One of the biggest themes that gets repeated every issue is built around defining Superman based against people who are like him but not him. This comes in the form of Luthor, Atlas, Samson, the lost Kryptonians, Zibarro, and even a sketch of Superman by Joe Schuster. Sadly with the omission of the Bizarro/Zibarro chapters in the movie, a lot of this was lost. Jimmy Olsen, who Morrison actually made cool(!), also had a much diminished role in the movie. However, the one character that I thought was most tampered with was Leo Quintim, not only did a lot of his scenes not make it in, but there was an addendum scene at the end of the movie that serves to undermine the biggest unofficial revelation of the comic that Leo Quintim may be Lex Luthor from the future returned to right his wrongs. Morrison has never officially confirmed this but it does feel strongly implied in the story.

Clearly, I lack a lot of the necessary objectivity in looking at this movie. I've read All-Star Superman at least 6 times. I love it. It's a book I read to cheer me up when I'm angry with my life and am loosing faith in humanity. It always brings me back and reminds me that “It's never as bad as it seems.” I can't really get a good read on if the movie will play as well to people not familiar with the comic. The episodic nature of the movie may very well turn a lot of people off.

The point I was getting at earlier with the difficulties in adapting a comic become apparent here when the structure of the book is examined.
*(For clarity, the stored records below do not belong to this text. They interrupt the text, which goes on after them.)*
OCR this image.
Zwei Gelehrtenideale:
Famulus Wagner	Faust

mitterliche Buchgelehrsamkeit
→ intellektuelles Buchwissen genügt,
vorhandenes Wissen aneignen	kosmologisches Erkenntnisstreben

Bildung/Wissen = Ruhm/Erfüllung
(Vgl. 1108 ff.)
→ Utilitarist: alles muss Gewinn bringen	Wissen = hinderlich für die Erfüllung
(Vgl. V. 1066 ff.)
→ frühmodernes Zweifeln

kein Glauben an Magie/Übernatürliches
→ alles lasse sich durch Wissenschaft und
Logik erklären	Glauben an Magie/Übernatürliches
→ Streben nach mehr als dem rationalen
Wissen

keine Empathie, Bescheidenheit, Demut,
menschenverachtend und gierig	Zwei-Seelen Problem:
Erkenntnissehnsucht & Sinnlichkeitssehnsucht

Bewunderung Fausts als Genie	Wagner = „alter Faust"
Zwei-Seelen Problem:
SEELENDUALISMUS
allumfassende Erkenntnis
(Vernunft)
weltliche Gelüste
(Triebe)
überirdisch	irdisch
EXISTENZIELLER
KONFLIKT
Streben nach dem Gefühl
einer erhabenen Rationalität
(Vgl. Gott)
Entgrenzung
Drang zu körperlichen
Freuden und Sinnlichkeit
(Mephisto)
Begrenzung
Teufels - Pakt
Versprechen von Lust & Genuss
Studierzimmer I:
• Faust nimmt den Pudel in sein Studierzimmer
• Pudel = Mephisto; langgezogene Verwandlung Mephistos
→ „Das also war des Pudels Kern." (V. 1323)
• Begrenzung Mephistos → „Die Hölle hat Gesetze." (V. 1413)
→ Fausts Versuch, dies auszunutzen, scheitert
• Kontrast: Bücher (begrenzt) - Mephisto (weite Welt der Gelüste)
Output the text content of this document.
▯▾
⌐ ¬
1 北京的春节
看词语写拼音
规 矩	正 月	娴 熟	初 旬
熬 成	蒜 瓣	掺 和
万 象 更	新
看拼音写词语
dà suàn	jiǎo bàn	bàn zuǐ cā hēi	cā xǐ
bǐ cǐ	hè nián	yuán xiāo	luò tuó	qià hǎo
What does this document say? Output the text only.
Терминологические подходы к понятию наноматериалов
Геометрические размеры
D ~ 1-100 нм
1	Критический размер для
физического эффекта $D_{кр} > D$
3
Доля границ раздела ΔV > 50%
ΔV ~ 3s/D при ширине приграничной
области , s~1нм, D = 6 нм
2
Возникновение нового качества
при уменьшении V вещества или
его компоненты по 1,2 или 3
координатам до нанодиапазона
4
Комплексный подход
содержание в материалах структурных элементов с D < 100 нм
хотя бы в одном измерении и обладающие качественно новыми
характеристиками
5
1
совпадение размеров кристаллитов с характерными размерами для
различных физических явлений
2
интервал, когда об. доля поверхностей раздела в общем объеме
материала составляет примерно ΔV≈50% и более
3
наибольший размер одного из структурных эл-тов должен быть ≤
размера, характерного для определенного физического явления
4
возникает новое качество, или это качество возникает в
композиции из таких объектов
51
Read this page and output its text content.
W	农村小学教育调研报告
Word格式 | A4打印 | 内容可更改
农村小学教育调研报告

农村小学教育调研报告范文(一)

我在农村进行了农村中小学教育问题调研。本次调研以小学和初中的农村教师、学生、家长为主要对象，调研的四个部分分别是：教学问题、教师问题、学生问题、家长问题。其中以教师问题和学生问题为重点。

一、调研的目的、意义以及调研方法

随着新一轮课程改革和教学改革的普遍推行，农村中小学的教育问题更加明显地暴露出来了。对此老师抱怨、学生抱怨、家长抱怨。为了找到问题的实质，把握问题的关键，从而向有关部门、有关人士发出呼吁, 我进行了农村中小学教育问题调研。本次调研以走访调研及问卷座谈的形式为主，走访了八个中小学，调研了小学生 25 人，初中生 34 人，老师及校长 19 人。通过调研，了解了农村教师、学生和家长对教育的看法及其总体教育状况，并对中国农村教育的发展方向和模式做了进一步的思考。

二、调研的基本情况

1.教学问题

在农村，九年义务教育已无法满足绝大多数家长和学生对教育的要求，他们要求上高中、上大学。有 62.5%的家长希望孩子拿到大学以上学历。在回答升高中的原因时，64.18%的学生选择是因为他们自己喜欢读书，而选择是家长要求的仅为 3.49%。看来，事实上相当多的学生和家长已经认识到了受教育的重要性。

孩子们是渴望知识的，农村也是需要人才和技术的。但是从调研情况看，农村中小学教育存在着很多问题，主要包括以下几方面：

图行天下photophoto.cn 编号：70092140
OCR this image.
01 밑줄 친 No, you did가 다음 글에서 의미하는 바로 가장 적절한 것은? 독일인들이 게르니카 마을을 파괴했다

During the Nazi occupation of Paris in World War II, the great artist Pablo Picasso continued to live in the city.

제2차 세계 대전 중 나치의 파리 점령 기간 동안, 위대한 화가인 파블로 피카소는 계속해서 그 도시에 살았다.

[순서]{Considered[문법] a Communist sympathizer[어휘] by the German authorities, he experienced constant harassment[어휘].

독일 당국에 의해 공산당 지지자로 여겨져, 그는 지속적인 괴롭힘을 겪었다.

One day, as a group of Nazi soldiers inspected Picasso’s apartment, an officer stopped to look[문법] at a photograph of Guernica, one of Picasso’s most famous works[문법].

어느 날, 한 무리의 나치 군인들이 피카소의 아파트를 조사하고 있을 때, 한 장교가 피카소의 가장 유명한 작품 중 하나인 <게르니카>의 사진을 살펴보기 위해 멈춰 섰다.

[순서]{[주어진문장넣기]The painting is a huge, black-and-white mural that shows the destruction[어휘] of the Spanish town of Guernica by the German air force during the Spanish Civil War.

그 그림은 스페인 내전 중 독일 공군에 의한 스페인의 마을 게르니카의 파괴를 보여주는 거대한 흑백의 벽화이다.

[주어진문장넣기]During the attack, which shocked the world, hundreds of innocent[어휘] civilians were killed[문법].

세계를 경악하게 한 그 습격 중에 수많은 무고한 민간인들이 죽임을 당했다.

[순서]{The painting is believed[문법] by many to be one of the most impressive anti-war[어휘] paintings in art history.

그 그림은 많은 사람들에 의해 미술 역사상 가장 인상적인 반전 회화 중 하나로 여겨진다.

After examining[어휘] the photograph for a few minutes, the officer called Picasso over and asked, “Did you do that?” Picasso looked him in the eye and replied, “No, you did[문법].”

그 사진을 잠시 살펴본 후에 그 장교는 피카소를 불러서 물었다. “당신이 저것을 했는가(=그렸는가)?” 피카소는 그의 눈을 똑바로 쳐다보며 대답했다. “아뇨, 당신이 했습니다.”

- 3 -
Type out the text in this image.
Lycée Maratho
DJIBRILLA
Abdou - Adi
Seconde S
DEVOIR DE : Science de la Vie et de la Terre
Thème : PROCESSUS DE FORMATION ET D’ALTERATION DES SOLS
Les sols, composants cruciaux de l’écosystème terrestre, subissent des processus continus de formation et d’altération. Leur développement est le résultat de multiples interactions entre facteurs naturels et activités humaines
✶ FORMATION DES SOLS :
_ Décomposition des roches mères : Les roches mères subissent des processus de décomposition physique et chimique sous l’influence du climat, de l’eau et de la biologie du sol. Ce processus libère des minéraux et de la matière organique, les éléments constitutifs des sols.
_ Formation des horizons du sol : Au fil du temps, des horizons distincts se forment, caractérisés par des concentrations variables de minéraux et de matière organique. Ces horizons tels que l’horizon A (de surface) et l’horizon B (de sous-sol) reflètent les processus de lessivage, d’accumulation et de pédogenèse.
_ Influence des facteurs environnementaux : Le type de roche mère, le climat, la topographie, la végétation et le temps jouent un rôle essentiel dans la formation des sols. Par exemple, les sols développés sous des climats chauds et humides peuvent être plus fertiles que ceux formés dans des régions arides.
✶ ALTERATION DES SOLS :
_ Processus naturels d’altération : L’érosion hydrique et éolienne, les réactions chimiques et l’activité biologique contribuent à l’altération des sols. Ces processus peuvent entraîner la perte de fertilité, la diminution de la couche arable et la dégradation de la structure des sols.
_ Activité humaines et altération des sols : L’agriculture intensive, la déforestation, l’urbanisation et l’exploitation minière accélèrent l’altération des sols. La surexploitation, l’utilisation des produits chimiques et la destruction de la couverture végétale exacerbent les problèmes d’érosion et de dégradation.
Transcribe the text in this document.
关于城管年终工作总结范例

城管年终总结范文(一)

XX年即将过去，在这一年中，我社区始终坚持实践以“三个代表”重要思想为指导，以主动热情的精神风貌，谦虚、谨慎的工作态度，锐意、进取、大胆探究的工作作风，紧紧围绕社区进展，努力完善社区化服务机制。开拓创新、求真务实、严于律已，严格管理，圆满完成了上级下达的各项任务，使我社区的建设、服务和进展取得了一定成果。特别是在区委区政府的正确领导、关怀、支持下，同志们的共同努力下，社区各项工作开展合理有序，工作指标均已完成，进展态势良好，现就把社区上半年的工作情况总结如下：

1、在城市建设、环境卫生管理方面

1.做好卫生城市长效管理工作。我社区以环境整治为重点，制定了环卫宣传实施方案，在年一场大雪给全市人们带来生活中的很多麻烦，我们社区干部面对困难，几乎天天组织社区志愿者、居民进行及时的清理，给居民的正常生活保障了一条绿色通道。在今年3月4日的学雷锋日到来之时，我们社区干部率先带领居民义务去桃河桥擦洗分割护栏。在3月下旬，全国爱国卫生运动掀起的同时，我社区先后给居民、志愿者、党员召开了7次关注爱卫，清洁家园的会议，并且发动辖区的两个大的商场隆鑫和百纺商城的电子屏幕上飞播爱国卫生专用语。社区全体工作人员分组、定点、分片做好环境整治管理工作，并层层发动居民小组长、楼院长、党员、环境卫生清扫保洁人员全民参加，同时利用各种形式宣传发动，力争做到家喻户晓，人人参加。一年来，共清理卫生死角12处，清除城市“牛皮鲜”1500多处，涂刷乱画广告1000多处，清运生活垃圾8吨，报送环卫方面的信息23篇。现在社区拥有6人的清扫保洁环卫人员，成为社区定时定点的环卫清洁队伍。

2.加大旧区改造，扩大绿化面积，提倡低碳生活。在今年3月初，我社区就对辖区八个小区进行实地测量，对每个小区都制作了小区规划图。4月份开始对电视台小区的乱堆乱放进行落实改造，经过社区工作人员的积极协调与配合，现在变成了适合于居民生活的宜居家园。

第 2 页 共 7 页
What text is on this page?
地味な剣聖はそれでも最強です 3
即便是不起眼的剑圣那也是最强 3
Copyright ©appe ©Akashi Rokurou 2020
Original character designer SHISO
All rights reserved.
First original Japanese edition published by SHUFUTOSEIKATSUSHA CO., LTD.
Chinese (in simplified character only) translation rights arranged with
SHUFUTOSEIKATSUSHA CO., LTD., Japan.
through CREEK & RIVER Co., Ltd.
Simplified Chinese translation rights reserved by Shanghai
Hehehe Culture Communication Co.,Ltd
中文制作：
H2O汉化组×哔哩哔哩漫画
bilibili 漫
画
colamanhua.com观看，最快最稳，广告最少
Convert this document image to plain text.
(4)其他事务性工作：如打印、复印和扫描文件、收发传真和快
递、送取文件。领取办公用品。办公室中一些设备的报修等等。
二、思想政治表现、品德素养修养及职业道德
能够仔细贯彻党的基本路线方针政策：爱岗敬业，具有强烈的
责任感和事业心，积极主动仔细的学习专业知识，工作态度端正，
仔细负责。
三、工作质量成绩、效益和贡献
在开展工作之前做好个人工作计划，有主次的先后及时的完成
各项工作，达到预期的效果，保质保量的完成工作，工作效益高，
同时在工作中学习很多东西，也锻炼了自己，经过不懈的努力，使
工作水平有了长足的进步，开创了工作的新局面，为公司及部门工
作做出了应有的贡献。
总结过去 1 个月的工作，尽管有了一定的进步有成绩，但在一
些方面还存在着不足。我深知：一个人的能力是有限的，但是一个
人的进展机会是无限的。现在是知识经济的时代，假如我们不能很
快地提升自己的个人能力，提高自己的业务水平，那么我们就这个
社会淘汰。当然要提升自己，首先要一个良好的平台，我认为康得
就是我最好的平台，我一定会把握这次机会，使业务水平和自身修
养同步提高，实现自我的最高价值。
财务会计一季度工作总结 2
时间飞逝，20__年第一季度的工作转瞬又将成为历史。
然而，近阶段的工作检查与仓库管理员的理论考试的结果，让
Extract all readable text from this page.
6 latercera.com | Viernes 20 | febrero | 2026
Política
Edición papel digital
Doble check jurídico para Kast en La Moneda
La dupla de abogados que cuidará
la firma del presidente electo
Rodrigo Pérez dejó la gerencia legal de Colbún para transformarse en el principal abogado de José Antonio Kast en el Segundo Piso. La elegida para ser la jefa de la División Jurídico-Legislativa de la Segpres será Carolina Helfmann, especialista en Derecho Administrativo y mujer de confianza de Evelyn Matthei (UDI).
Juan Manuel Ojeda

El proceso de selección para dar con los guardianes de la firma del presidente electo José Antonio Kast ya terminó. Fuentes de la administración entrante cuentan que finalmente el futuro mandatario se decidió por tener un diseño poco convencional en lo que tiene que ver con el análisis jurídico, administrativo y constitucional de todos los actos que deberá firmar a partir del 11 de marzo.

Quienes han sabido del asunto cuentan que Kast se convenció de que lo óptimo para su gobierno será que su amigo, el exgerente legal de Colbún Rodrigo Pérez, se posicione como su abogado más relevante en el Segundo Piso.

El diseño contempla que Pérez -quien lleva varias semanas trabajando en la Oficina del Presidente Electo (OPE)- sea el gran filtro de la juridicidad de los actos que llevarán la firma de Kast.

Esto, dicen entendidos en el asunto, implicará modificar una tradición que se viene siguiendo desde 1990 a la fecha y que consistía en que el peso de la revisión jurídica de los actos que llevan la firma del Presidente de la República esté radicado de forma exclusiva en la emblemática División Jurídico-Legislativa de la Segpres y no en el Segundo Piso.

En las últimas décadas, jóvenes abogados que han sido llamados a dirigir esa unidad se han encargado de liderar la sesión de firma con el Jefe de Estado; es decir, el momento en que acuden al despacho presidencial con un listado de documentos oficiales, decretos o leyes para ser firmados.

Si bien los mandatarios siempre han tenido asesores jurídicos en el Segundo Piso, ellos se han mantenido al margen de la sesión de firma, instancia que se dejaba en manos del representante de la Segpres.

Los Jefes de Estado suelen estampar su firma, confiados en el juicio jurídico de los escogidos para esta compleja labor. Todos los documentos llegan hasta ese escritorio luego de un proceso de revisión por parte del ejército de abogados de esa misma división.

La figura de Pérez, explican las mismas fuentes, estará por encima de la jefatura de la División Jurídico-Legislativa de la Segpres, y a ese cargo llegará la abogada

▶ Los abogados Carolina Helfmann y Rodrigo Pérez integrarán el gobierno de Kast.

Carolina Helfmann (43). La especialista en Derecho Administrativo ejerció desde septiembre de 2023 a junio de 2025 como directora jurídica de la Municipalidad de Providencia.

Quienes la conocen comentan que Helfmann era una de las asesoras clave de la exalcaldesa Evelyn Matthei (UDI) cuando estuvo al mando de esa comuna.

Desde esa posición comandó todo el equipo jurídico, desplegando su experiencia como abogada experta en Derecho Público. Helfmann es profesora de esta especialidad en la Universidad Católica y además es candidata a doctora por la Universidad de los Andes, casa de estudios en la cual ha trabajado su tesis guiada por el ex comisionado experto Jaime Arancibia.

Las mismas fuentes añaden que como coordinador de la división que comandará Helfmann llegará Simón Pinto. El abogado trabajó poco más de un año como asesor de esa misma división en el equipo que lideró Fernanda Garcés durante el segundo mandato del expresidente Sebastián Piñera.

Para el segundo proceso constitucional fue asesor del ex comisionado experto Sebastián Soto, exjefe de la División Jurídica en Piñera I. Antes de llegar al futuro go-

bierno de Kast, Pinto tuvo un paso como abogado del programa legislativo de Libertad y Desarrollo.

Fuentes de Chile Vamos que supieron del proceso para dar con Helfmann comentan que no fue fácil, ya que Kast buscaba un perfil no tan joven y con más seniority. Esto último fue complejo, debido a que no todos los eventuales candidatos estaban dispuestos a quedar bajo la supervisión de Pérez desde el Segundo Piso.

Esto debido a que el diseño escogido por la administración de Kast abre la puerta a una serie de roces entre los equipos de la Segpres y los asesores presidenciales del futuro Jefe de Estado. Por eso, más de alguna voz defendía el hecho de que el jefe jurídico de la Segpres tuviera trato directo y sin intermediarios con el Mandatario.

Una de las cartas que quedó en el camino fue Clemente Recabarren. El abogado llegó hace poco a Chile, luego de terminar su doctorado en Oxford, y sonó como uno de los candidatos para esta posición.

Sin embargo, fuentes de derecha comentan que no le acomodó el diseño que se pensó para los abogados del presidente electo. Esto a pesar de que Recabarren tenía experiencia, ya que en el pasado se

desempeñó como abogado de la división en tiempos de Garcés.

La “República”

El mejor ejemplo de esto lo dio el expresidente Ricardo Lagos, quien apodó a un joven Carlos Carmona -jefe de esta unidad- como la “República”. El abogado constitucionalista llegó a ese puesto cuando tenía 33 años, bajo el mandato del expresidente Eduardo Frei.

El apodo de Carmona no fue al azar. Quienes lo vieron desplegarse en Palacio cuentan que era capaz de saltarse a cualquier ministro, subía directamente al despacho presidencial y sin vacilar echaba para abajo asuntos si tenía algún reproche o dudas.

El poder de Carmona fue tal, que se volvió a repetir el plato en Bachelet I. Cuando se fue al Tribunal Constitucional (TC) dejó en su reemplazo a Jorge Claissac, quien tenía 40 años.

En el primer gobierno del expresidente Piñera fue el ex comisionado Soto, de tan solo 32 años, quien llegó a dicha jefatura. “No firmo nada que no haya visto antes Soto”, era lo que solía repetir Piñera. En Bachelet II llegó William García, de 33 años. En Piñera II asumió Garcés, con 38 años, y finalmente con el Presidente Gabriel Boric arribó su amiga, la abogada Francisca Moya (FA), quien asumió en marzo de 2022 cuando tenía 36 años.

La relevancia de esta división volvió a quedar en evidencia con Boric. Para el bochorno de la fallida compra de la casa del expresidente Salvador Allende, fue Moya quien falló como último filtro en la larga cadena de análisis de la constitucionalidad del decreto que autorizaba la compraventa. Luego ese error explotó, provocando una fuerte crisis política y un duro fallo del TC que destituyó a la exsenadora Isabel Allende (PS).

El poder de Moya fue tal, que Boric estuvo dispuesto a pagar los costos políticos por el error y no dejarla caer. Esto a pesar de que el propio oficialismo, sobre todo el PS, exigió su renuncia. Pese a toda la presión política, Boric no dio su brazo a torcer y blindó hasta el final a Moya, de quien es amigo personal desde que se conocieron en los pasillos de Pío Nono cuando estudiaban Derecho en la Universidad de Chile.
The comic is such a tight package that a lot of the things that make it great are lost in translation. So even though the movie is a really good adaptation, a lot of the magic is missing. What is in my mind a top 10 comic of all time makes for a movie that doesn't even crack my top 500. I thought that the Watchmen movie was a success because it got a lot of people to pick up the comic and read something really great. Hopefully some of those people went deeper into the rabbit hole and picked up some more funny books, I'm sure a lot didn't. All-Star Superman is a better movie than Watchmen, the comic it is based on is also better than the Watchmen comic. If All-Star Superman gets some people to pick up the comic that normally wouldn't have, then it will be a bigger success than it already is. I know that this review is bound to come off as a luke warm recommendation of the movie, but it isn't. The movie is really good and I'm sure that it will find an audience and hopefully get wider recognition than most of these movies do.

All-Star Superman will be released on DVD February 22.